Costume designers Marty LaConte and Kelsey Tomlinson, lighting/head designer Buddy Taylor and music director/composer Scott McKenna Campbell (who also plays Puck) all share in director Tess Burgler’ s notable achievement in making this well-worn play a jubilant triumph. The fairy’s music and costumes become a momentous part of the show.

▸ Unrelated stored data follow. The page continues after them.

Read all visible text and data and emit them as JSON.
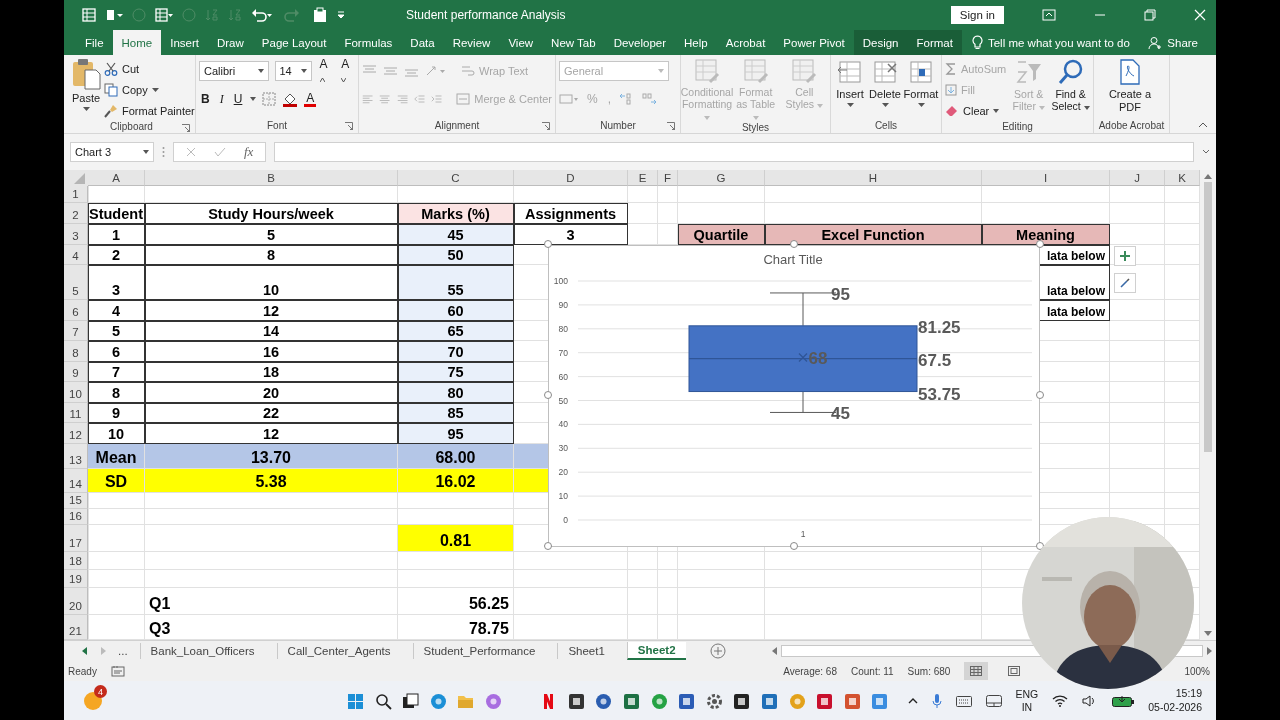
{
  "title_bar": {
    "title": "Student performance Analysis",
    "sign_in": "Sign in"
  },
  "menu_tabs": [
    {
      "label": "File",
      "selected": false,
      "contextual": false
    },
    {
      "label": "Home",
      "selected": true,
      "contextual": false
    },
    {
      "label": "Insert",
      "selected": false,
      "contextual": false
    },
    {
      "label": "Draw",
      "selected": false,
      "contextual": false
    },
    {
      "label": "Page Layout",
      "selected": false,
      "contextual": false
    },
    {
      "label": "Formulas",
      "selected": false,
      "contextual": false
    },
    {
      "label": "Data",
      "selected": false,
      "contextual": false
    },
    {
      "label": "Review",
      "selected": false,
      "contextual": false
    },
    {
      "label": "View",
      "selected": false,
      "contextual": false
    },
    {
      "label": "New Tab",
      "selected": false,
      "contextual": false
    },
    {
      "label": "Developer",
      "selected": false,
      "contextual": false
    },
    {
      "label": "Help",
      "selected": false,
      "contextual": false
    },
    {
      "label": "Acrobat",
      "selected": false,
      "contextual": false
    },
    {
      "label": "Power Pivot",
      "selected": false,
      "contextual": false
    },
    {
      "label": "Design",
      "selected": false,
      "contextual": true
    },
    {
      "label": "Format",
      "selected": false,
      "contextual": true
    }
  ],
  "tell_me": "Tell me what you want to do",
  "share": "Share",
  "ribbon": {
    "clipboard": {
      "label": "Clipboard",
      "paste": "Paste",
      "cut": "Cut",
      "copy": "Copy",
      "format_painter": "Format Painter",
      "disabled": false
    },
    "font": {
      "label": "Font",
      "name": "Calibri",
      "size": "14",
      "grow": "A",
      "shrink": "A",
      "bold": "B",
      "italic": "I",
      "underline": "U",
      "font_color": "A",
      "disabled": false
    },
    "alignment": {
      "label": "Alignment",
      "wrap_text": "Wrap Text",
      "merge_center": "Merge & Center",
      "disabled": true
    },
    "number": {
      "label": "Number",
      "format": "General",
      "percent": "%",
      "comma": ",",
      "disabled": true
    },
    "styles": {
      "label": "Styles",
      "buttons": [
        "Conditional Formatting",
        "Format as Table",
        "Cell Styles"
      ],
      "disabled": true
    },
    "cells": {
      "label": "Cells",
      "buttons": [
        "Insert",
        "Delete",
        "Format"
      ],
      "disabled": false
    },
    "editing": {
      "label": "Editing",
      "autosum": {
        "label": "AutoSum",
        "disabled": true
      },
      "fill": {
        "label": "Fill",
        "disabled": true
      },
      "clear": {
        "label": "Clear",
        "disabled": false
      },
      "sort_filter": {
        "label": "Sort & Filter",
        "disabled": true
      },
      "find_select": {
        "label": "Find & Select",
        "disabled": false
      }
    },
    "acrobat": {
      "label": "Adobe Acrobat",
      "create_pdf": "Create a PDF"
    }
  },
  "formula_bar": {
    "name_box": "Chart 3",
    "fx": "fx"
  },
  "columns": [
    "A",
    "B",
    "C",
    "D",
    "E",
    "F",
    "G",
    "H",
    "I",
    "J",
    "K"
  ],
  "rows": [
    {
      "header": "1",
      "cells": {}
    },
    {
      "header": "2",
      "kind": "plain",
      "cells": {
        "a": {
          "text": "Student",
          "boxed": true
        },
        "b": {
          "text": "Study Hours/week",
          "boxed": true
        },
        "c": {
          "text": "Marks (%)",
          "boxed": true,
          "color": "#fbe3e3"
        },
        "d": {
          "text": "Assignments",
          "boxed": true
        }
      }
    },
    {
      "header": "3",
      "kind": "plain",
      "cells": {
        "a": {
          "text": "1",
          "boxed": true
        },
        "b": {
          "text": "5",
          "boxed": true
        },
        "c": {
          "text": "45",
          "boxed": true,
          "color": "#e9f0fa"
        },
        "d": {
          "text": "3",
          "boxed": true
        },
        "g": {
          "text": "Quartile",
          "boxed": true,
          "color": "#e6b8b7"
        },
        "h": {
          "text": "Excel Function",
          "boxed": true,
          "color": "#e6b8b7"
        },
        "i": {
          "text": "Meaning",
          "boxed": true,
          "color": "#e6b8b7"
        }
      }
    },
    {
      "header": "4",
      "kind": "quartile",
      "cells": {
        "a": {
          "text": "2",
          "boxed": true
        },
        "b": {
          "text": "8",
          "boxed": true
        },
        "c": {
          "text": "50",
          "boxed": true,
          "color": "#e9f0fa"
        },
        "i": {
          "text": "lata below",
          "boxed": true
        }
      }
    },
    {
      "header": "5",
      "kind": "quartile",
      "cells": {
        "a": {
          "text": "3",
          "boxed": true
        },
        "b": {
          "text": "10",
          "boxed": true
        },
        "c": {
          "text": "55",
          "boxed": true,
          "color": "#e9f0fa"
        },
        "i": {
          "text": "lata below",
          "boxed": true
        }
      }
    },
    {
      "header": "6",
      "kind": "quartile",
      "cells": {
        "a": {
          "text": "4",
          "boxed": true
        },
        "b": {
          "text": "12",
          "boxed": true
        },
        "c": {
          "text": "60",
          "boxed": true,
          "color": "#e9f0fa"
        },
        "i": {
          "text": "lata below",
          "boxed": true
        }
      }
    },
    {
      "header": "7",
      "kind": "plain",
      "cells": {
        "a": {
          "text": "5",
          "boxed": true
        },
        "b": {
          "text": "14",
          "boxed": true
        },
        "c": {
          "text": "65",
          "boxed": true,
          "color": "#e9f0fa"
        }
      }
    },
    {
      "header": "8",
      "kind": "plain",
      "cells": {
        "a": {
          "text": "6",
          "boxed": true
        },
        "b": {
          "text": "16",
          "boxed": true
        },
        "c": {
          "text": "70",
          "boxed": true,
          "color": "#e9f0fa"
        }
      }
    },
    {
      "header": "9",
      "kind": "plain",
      "cells": {
        "a": {
          "text": "7",
          "boxed": true
        },
        "b": {
          "text": "18",
          "boxed": true
        },
        "c": {
          "text": "75",
          "boxed": true,
          "color": "#e9f0fa"
        }
      }
    },
    {
      "header": "10",
      "kind": "plain",
      "cells": {
        "a": {
          "text": "8",
          "boxed": true
        },
        "b": {
          "text": "20",
          "boxed": true
        },
        "c": {
          "text": "80",
          "boxed": true,
          "color": "#e9f0fa"
        }
      }
    },
    {
      "header": "11",
      "kind": "plain",
      "cells": {
        "a": {
          "text": "9",
          "boxed": true
        },
        "b": {
          "text": "22",
          "boxed": true
        },
        "c": {
          "text": "85",
          "boxed": true,
          "color": "#e9f0fa"
        }
      }
    },
    {
      "header": "12",
      "kind": "plain",
      "cells": {
        "a": {
          "text": "10",
          "boxed": true
        },
        "b": {
          "text": "12",
          "boxed": true
        },
        "c": {
          "text": "95",
          "boxed": true,
          "color": "#e9f0fa"
        }
      }
    },
    {
      "header": "13",
      "kind": "plain",
      "cells": {
        "a": {
          "text": "Mean",
          "boxed": false,
          "color": "#b4c6e7"
        },
        "b": {
          "text": "13.70",
          "boxed": false,
          "color": "#b4c6e7"
        },
        "c": {
          "text": "68.00",
          "boxed": false,
          "color": "#b4c6e7"
        },
        "d": {
          "boxed": false,
          "color": "#b4c6e7"
        }
      }
    },
    {
      "header": "14",
      "kind": "plain",
      "cells": {
        "a": {
          "text": "SD",
          "boxed": false,
          "color": "#ffff00"
        },
        "b": {
          "text": "5.38",
          "boxed": false,
          "color": "#ffff00"
        },
        "c": {
          "text": "16.02",
          "boxed": false,
          "color": "#ffff00"
        },
        "d": {
          "boxed": false,
          "color": "#ffff00"
        }
      }
    },
    {
      "header": "15",
      "cells": {}
    },
    {
      "header": "16",
      "cells": {}
    },
    {
      "header": "17",
      "kind": "plain",
      "cells": {
        "c": {
          "text": "0.81",
          "boxed": false,
          "color": "#ffff00"
        }
      }
    },
    {
      "header": "18",
      "cells": {}
    },
    {
      "header": "19",
      "cells": {}
    },
    {
      "header": "20",
      "kind": "result",
      "cells": {
        "b": {
          "text": "Q1",
          "boxed": false
        },
        "c": {
          "text": "56.25",
          "boxed": false
        }
      }
    },
    {
      "header": "21",
      "kind": "result",
      "cells": {
        "b": {
          "text": "Q3",
          "boxed": false
        },
        "c": {
          "text": "78.75",
          "boxed": false
        }
      }
    }
  ],
  "chart": {
    "chart_data": {
      "type": "box",
      "title": "Chart Title",
      "categories": [
        "1"
      ],
      "ylim": [
        0,
        100
      ],
      "yticks": [
        0,
        10,
        20,
        30,
        40,
        50,
        60,
        70,
        80,
        90,
        100
      ],
      "grid": true,
      "annotations": [
        "95",
        "81.25",
        "68",
        "67.5",
        "53.75",
        "45"
      ]
    }
  },
  "sheet_tabs": {
    "more": "...",
    "tabs": [
      {
        "label": "Bank_Loan_Officers",
        "selected": false
      },
      {
        "label": "Call_Center_Agents",
        "selected": false
      },
      {
        "label": "Student_Performance",
        "selected": false
      },
      {
        "label": "Sheet1",
        "selected": false
      },
      {
        "label": "Sheet2",
        "selected": true
      }
    ]
  },
  "status_bar": {
    "mode": "Ready",
    "average": "Average: 68",
    "count": "Count: 11",
    "sum": "Sum: 680",
    "zoom": "100%"
  },
  "taskbar": {
    "badge": "4",
    "language": "ENG",
    "region": "IN",
    "time": "15:19",
    "date": "05-02-2026"
  }
}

Nathan Hoyle, Chrissy Margevicius, James Alexander Rankin, Hannah Storch and Karen L. Wood round out the cast as part of Fairyland. Steen, Sapp, Ruiz and Ross as the two sets of young lovers are directed to give remarkable performances that are romantically relatable despite their broad humor.  In the end Bottom steals the show with brilliant humor, but the whole cast is bodacious and distinguished.

Make sure you arrive in time for the Greenshow.  It’s brilliantly funny and worth the price of admission in its own right.